AI-related jobs in the food industry that were closed during the second quarter had been online for an average of 41 days when they were taken offline, data suggests.
This was an increase compared to the equivalent figure a year earlier, indicating that the required skillset for these roles has become harder to find in the past year.
Artificial intelligence is one of the topics that GlobalData, our parent company and the source of the data, has identified as being a key disruptive technology force facing companies in the coming years. Companies that excel and invest in these areas now are thought to be better prepared for the future business landscape and better equipped to survive unforeseen challenges.
On a regional level, these roles were hardest to fill in Europe, with related jobs that were taken offline in the second quarter having been online for an average of 53.4 days.

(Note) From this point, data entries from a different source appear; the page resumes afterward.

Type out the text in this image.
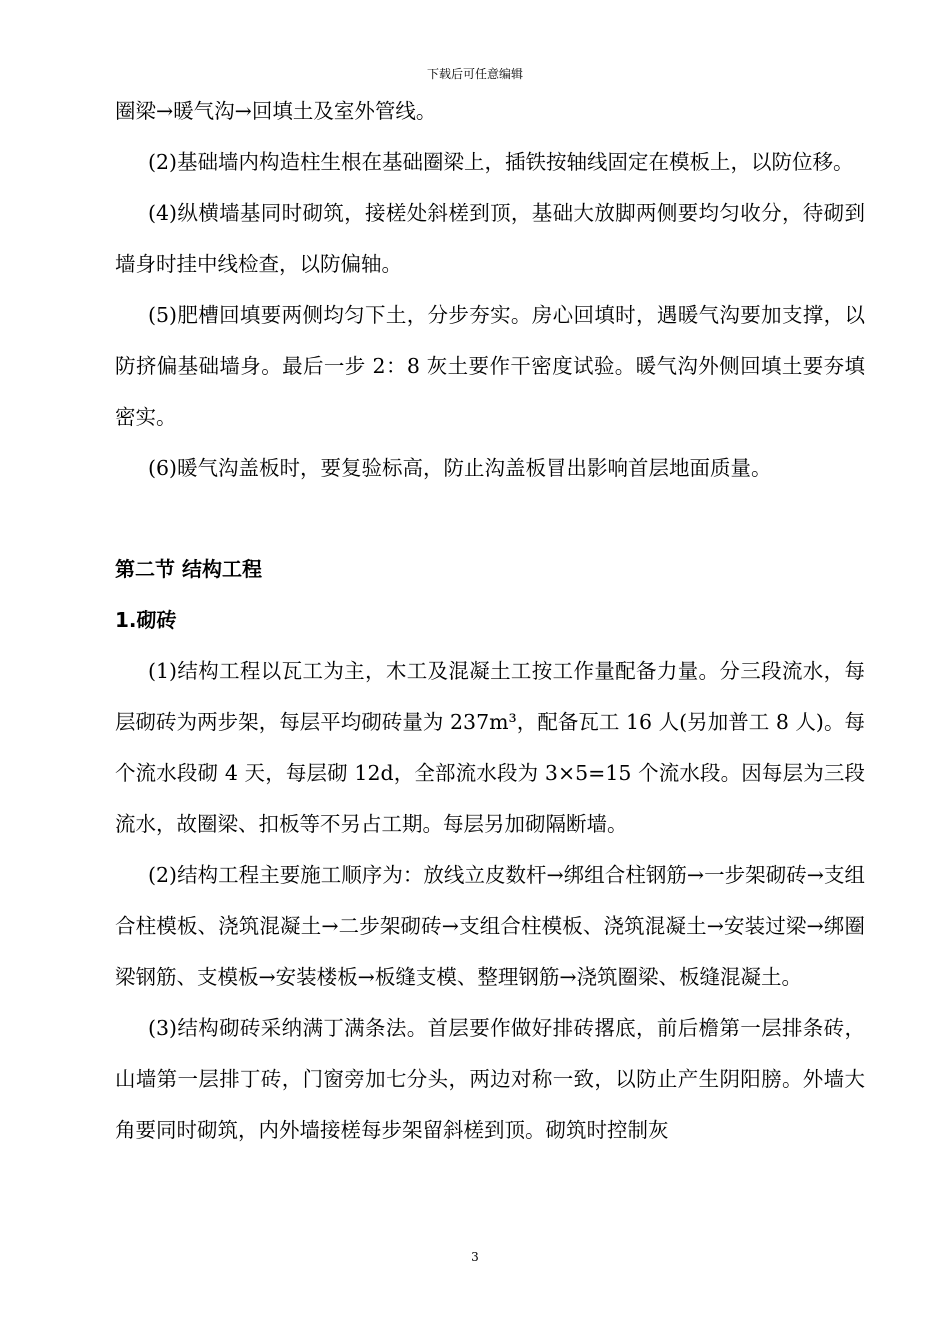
下载后可任意编辑

圈梁→暖气沟→回填土及室外管线。

(2)基础墙内构造柱生根在基础圈梁上，插铁按轴线固定在模板上，以防位移。

(4)纵横墙基同时砌筑，接槎处斜槎到顶，基础大放脚两侧要均匀收分，待砌到墙身时挂中线检查，以防偏轴。

(5)肥槽回填要两侧均匀下土，分步夯实。房心回填时，遇暖气沟要加支撑，以防挤偏基础墙身。最后一步 2：8 灰土要作干密度试验。暖气沟外侧回填土要夯填密实。

(6)暖气沟盖板时，要复验标高，防止沟盖板冒出影响首层地面质量。

第二节 结构工程
1.砌砖

(1)结构工程以瓦工为主，木工及混凝土工按工作量配备力量。分三段流水，每层砌砖为两步架，每层平均砌砖量为 237m³，配备瓦工 16 人(另加普工 8 人)。每个流水段砌 4 天，每层砌 12d，全部流水段为 3×5=15 个流水段。因每层为三段流水，故圈梁、扣板等不另占工期。每层另加砌隔断墙。

(2)结构工程主要施工顺序为：放线立皮数杆→绑组合柱钢筋→一步架砌砖→支组合柱模板、浇筑混凝土→二步架砌砖→支组合柱模板、浇筑混凝土→安装过梁→绑圈梁钢筋、支模板→安装楼板→板缝支模、整理钢筋→浇筑圈梁、板缝混凝土。

(3)结构砌砖采纳满丁满条法。首层要作做好排砖撂底，前后檐第一层排条砖，山墙第一层排丁砖，门窗旁加七分头，两边对称一致，以防止产生阴阳膀。外墙大角要同时砌筑，内外墙接槎每步架留斜槎到顶。砌筑时控制灰

3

At the opposite end of the scale, jobs were filled fastest in the Middle East and Africa, with adverts taken offline after 22 days on average.
While the food industry found it harder to fill these roles in the latest quarter, these companies also found it harder to recruit artificial intelligence jobs than the wider market, with ads online for 2.5% more time on average compared to similar jobs across the entire jobs market.
GlobalData's job analytics database tracks the daily hiring patterns of thousands of companies across the world, drawing in jobs as they're posted and tagging them with additional layers of data on everything from the seniority of each position to whether a job is linked to wider industry trends.